Daina Bradley was inside the Alfred P. Murrah Building when the okc bombing tore through the federal building on April 19, 1995, and she says she never forgot the moment the room turned red. Bradley, who entered the Social Security office on the first floor with her mother, sister and two children, said she looked at the clock at 9:02 just as the blast hit.
“When the bomb went off, that whole room was red,” Bradley said, adding that everything seemed to slow before she blacked out. “All I remember after that, I felt myself going through the building.”
The blast buried Bradley alive under the rubble. She said rebar went through her ankle and leg, and she could hear her mother, children and sister screaming for help. Firefighters told her to keep screaming so they could find her. When rescuers reached her, she said they discovered she was in water because the cold-water pipes had busted, leaving one arm trapped in ice with a rock on top of it.

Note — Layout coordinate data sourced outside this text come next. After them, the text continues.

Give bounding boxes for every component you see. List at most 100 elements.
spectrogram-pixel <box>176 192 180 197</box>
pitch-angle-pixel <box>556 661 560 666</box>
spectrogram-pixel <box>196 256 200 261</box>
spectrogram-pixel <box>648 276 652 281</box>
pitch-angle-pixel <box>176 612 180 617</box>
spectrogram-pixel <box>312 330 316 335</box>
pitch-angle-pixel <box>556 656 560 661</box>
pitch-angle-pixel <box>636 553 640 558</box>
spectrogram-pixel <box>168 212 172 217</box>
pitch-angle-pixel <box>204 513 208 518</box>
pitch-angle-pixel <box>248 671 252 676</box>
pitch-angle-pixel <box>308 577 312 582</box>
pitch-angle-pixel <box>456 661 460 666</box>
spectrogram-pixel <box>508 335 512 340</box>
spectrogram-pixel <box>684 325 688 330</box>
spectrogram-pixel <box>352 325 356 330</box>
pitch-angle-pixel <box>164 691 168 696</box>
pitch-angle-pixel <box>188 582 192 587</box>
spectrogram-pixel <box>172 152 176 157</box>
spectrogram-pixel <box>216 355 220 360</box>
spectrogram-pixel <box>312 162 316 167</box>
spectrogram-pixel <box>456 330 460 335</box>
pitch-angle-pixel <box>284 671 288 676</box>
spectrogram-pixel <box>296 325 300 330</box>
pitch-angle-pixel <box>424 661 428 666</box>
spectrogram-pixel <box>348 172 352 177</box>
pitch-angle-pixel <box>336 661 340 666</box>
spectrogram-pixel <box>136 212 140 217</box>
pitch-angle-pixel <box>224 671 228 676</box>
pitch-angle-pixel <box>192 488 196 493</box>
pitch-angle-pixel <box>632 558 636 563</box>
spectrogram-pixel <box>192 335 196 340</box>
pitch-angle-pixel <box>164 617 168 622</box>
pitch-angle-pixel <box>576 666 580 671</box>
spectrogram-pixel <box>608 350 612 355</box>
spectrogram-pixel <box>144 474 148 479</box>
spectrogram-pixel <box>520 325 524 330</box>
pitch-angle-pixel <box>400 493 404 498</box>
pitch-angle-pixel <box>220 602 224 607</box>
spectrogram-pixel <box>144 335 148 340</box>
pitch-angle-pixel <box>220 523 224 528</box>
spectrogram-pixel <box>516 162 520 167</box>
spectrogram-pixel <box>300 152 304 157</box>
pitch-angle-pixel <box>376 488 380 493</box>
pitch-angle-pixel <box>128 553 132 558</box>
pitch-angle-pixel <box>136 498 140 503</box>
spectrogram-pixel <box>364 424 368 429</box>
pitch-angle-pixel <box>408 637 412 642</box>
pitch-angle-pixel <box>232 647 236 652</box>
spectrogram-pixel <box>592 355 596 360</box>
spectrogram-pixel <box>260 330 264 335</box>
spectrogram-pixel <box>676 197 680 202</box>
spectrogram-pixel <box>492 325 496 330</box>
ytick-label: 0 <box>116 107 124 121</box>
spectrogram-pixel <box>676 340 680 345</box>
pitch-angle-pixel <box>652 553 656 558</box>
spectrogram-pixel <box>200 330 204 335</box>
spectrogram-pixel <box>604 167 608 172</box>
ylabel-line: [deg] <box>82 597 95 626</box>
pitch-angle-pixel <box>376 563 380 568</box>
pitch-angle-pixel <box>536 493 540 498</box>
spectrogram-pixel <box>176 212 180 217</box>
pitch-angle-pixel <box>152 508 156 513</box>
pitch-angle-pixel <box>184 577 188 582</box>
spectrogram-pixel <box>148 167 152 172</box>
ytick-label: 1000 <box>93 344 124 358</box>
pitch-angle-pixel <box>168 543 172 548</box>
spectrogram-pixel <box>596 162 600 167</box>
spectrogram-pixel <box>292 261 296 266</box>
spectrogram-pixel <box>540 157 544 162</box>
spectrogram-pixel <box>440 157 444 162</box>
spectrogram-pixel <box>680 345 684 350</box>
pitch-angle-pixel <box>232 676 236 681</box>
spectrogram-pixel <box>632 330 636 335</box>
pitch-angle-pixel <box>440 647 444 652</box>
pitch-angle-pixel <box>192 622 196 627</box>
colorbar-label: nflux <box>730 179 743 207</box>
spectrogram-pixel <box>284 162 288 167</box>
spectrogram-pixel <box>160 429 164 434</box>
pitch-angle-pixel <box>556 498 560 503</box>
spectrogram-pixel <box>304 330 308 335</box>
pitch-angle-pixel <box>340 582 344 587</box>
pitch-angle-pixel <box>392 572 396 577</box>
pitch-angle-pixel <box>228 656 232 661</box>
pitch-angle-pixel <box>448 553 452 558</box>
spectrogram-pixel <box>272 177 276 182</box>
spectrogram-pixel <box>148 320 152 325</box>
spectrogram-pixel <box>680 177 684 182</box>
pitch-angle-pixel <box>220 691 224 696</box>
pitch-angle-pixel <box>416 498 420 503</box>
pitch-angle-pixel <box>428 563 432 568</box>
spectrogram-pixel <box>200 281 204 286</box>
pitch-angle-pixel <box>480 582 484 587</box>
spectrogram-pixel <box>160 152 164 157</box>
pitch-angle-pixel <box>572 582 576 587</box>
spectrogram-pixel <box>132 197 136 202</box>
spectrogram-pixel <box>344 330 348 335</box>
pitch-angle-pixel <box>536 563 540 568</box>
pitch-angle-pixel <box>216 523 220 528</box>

Bradley’s account captures the violence of the bombing in a way the casualty count alone cannot. Oklahoma City will pause two days from now to remember the 168 people killed on April 19, 1995, but her story shows what survival cost inside the building. She said rescuers had to take her leg to save her life, and that a pocketknife was used during the amputation.
The bombing killed 168 people and changed Oklahoma City in a single morning. Bradley said she knew there was only one choice: lose the leg or lose her life. “I can always get another leg,” she said. “I can’t replace my life.”
What lingers for her is not only the loss of her leg, but the sound of other voices fading. Bradley said it was worse to hear the screams of others stop than to lose the limb herself, a memory that still hangs over the city as it prepares to mark the anniversary of the attack.